I can see that mining is a good incentive to look for excess energy in all kinds of places and make use of it. That's a capitalistic motiv, finding solutions to derived issues, when something else is at the core of the problem. But anyway.

B$ still looks ridiculous, let me explain.

* world electrical energy consumption: ~25000 TWh [1] * bitcoin energy consumption index: ~77 TWh [2]

Bitcoin today consumes as much as 0.3% of the total energy available on this planet.

That's fine, if half the world would use it and would do meaningful things with it.

What is it actually used for most visibly?

As a betting ground with galactic momentum, a technology promising to be the solution to everything, and just outrageous claims that only the bovine left to be excited about.

It's not that the algorithms and data structures are not cool, the certainly are - but we can do so much more today with technology than this.

[1] https://www.vgb.org/en/data_powergeneration.html?dfid=98054 [2] https://digiconomist.net/bitcoin-energy-consumption

vmception | karma 13016 | avg karma 1.62 2020-12-30 17:04:17 | [–] similar comments

And that's a different issue, you are conflating your energy use criticism with an arbitrary meaningful use criticism. Others may be willing to have that argument with you, but I know how those go: Someone says something about another industry's use, you say something about slow databases, they say something about another use case, you say something about why bitcoin/blockchains are not the best solution for that use case, rinse repeat.

The amount of energy without detailing the source of energy is not a valid argument to support any argument you have about why it is being used. Move off of it, or criticize the sources in a more nuanced educated argument. It should be 100% renewable or part of a sustainable solution, not only will you get further in your argument by focusing on the market participants that actually are wasting industry, you will also be helping!

pmiller2 | karma 10258 | avg karma 2.12 2020-12-30 23:32:53+00:00 | [–] similar comments

The fact that it is primarily renewable is actually the reason why BTC's energy costs are exorbitant. That energy could be directed toward replacing fossil fuels, thus reducing carbon emissions.

Is that "educated" enough for you?

vmception | karma 13016 | avg karma 1.62 2020-12-30 23:39:12+00:00 | [–] similar comments

Can you elaborate? What do you think is happening at say, a hydroelectric damn with onsite computers, versus what could happen?

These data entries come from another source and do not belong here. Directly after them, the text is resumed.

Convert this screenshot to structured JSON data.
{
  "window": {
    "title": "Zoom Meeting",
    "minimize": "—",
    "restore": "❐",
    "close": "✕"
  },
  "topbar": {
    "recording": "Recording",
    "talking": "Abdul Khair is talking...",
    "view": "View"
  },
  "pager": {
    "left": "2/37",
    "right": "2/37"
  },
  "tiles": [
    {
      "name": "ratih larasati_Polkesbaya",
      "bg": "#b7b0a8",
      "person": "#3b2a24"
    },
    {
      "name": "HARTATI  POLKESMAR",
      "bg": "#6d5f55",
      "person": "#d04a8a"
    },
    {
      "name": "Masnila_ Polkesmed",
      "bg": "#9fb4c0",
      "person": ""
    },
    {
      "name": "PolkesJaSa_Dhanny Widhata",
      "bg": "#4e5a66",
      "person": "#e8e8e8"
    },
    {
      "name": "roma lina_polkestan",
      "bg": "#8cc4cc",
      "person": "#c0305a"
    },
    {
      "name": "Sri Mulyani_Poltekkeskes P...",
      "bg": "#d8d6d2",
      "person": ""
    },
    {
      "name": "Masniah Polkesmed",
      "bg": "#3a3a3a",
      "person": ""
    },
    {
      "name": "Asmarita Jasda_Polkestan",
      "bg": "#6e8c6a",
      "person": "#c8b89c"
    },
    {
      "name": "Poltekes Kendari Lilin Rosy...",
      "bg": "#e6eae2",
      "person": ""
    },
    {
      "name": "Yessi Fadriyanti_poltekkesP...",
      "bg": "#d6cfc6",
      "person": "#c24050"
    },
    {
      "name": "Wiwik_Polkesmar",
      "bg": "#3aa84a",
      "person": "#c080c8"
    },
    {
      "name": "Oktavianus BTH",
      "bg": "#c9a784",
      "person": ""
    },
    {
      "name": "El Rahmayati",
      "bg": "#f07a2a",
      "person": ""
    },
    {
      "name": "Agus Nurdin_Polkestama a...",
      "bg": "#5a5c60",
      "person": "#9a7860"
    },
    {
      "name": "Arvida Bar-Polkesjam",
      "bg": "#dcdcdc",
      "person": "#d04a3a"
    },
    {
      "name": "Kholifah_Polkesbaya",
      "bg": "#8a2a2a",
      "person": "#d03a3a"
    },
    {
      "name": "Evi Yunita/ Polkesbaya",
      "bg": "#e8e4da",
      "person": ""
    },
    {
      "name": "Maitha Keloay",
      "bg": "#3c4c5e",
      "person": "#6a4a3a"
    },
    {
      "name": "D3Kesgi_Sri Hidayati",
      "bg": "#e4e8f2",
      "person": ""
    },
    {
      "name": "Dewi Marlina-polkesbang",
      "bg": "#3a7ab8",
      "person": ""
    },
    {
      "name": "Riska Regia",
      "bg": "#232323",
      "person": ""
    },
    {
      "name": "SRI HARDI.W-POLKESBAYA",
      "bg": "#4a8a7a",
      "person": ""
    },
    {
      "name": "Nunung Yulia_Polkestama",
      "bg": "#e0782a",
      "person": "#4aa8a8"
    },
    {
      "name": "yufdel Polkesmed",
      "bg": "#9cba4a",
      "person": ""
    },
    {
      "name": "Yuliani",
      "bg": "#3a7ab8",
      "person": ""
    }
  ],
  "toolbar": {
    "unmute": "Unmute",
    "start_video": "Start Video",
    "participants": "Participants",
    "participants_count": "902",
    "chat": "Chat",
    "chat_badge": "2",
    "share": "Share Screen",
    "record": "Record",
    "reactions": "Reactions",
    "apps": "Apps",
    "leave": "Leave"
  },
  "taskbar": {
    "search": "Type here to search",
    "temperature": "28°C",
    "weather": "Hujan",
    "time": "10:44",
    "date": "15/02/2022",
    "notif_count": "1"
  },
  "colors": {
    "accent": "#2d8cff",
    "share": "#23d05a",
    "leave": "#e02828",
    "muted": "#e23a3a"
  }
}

pmiller2 | karma 10258 | avg karma 2.12 2020-12-30 18:01:33 | [–] similar comments

You see, we have these things called power lines, and, along with the substations, transformers, and other transmission equipment, those make up power grids. We have 3 of them in the US alone.

Now, when electricity is generated, you can transmit it over those power grids, even to places that aren't right next to the dam. You can even store a limited amount for later use.

Ever kWh that gets redirected away from frivolities like BTC can go toward something that would otherwise be powered by fossil fuels.

I thought you were "educated" here? Please do keep up.

vmception | karma 13016 | avg karma 1.62 2020-12-31 00:10:07+00:00 | [–] similar comments

The energy loss from power plant to consumer is 8-15%, on premise cryptocurrency mining is using

A) from some sources: Energy that wasn't going to be sent over those power lines

B) from other sources: a hedge against the loss

C) in some sources a combination of both A and B

If you get around to noticing, I have refrained from any snark with you and I wonder how long you will keep that up

pmiller2 | karma 10258 | avg karma 2.12 2020-12-31 01:02:45+00:00 | [–] similar comments

Au contraire, I appreciate your "educated" opinion here. I just want to make sure I'm sufficiently "educated," so I can believe the exact same thing you do, with a straight face. If you didn't want it that way, you shouldn't have led with it.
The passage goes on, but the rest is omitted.